Às mesquitas do Brasil

@Os lugares tradicionais de culto e adoração não nos representam. 

@Nesses espaços nós estamos silenciadas, acuadas, e invisíveis; e temos que aderir a uma narrativa centrada no homem para ganhar algum respeito. 

@A distribuição do espaço, o que podemos ou não fazer, e o comportamento que se espera de nós, não expressa o que queremos ou esperamos de nós mesmas como seres espirituais.

@O patriarcado nos ensinou a desconfiar de nós mesmas, de nossas habilidades, e de nosso potencial, e acabamos fazendo assim com as nossas irmãs.

@Temos que começar a confiar, acreditar, apoiar e reconhecer as vozes, potencialidades e habilidades de outras mulheres, se quisermos combater o patriarcado na religião, e abrir novos caminhos para as mulheres na espiritualidade.

@Toda mulher tem preocupações espirituais que nem sempre são atendidas em locais de cultos tradicionais.

@ Temos que recuperar a ideia da Mesquita como um lugar de encontro, reflexão e partilha de conhecimentos, para realçar o importante papel que as mulheres tiveram na formação e fortalecimento de suas comunidades nos primeiros dias da história - um papel que foi tornado invisível pelo patriarcado extensivamente e, especialmente, para desafiar o imaginário cultural sobre as mulheres crentes e o androcentrismo prevalecente em espaços religiosos.

Tudo começa quando você acredita. A consciência da nossa situação deve vir de mudanças internas que vêm antes de mudanças na sociedade. Nada acontece no "mundo real" a menos que aconteça primeiro nas imagens que carregamos em nossas cabeças e no sentimento que carregamos em nossas almas.

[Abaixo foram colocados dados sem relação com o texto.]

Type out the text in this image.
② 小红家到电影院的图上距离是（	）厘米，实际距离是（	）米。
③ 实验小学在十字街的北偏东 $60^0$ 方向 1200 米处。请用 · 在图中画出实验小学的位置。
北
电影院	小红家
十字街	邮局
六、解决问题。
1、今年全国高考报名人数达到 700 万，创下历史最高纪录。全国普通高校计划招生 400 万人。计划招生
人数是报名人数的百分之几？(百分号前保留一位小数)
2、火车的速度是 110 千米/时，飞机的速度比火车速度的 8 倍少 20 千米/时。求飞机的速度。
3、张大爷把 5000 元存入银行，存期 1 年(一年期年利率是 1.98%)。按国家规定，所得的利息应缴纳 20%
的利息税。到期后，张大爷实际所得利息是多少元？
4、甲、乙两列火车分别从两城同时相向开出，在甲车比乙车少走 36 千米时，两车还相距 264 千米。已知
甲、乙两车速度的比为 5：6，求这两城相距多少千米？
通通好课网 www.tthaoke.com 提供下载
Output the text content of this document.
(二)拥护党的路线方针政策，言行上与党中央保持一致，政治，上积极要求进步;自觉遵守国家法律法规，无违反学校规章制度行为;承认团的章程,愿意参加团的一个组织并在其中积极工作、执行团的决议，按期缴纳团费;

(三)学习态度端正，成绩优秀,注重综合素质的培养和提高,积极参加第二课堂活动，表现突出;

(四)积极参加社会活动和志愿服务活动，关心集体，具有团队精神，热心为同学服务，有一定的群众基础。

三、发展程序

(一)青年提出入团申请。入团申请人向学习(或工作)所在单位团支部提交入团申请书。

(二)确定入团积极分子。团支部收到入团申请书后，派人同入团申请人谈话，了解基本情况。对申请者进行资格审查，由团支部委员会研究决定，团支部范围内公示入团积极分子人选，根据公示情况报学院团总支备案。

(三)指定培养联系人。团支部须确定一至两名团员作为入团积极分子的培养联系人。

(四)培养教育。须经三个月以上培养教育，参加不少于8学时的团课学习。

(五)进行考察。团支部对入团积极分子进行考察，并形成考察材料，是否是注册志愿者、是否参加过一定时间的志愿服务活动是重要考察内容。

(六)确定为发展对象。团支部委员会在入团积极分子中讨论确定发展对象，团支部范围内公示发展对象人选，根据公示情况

A misoginia nas práticas religiosas não só afeta o exercício de nossos direitos como mulheres e nossa posição na sociedade, mas também a nossa auto-percepção e vida interior. Cada vez que uma mulher descobre seu valor intrínseco e sua dignidade inerente seu humor muda, seu espírito se torna mais leve, e sua alma ganha nova força.

A espiritualidade não é exclusivamente religiosa. O que acontece é que a religião tem espiritualidade limitada. Como a religião é controlada pelo patriarcado, o patriarcado é responsável por decidir o que a espiritualidade é, e o que não é.

Só quebrando a parede de vidro para podemos ir além de qualquer "teto" e então segurarmos, com nossas próprias mãos, a parte do céu que pertence a todas nós. Nesta tarefa, a fé tem que ser a força motriz que nos motiva a superar o medo da dissidência. Por trás de todas as diferenças há algo sagrado em todas as mulheres: Nós somos inerentemente valiosas, livres, espirituais e diversificadas.

Trechos retirados do texto "Led by a Women’s Mosque: Space Of Our Own. por Vanessa Rivera de la Fuente."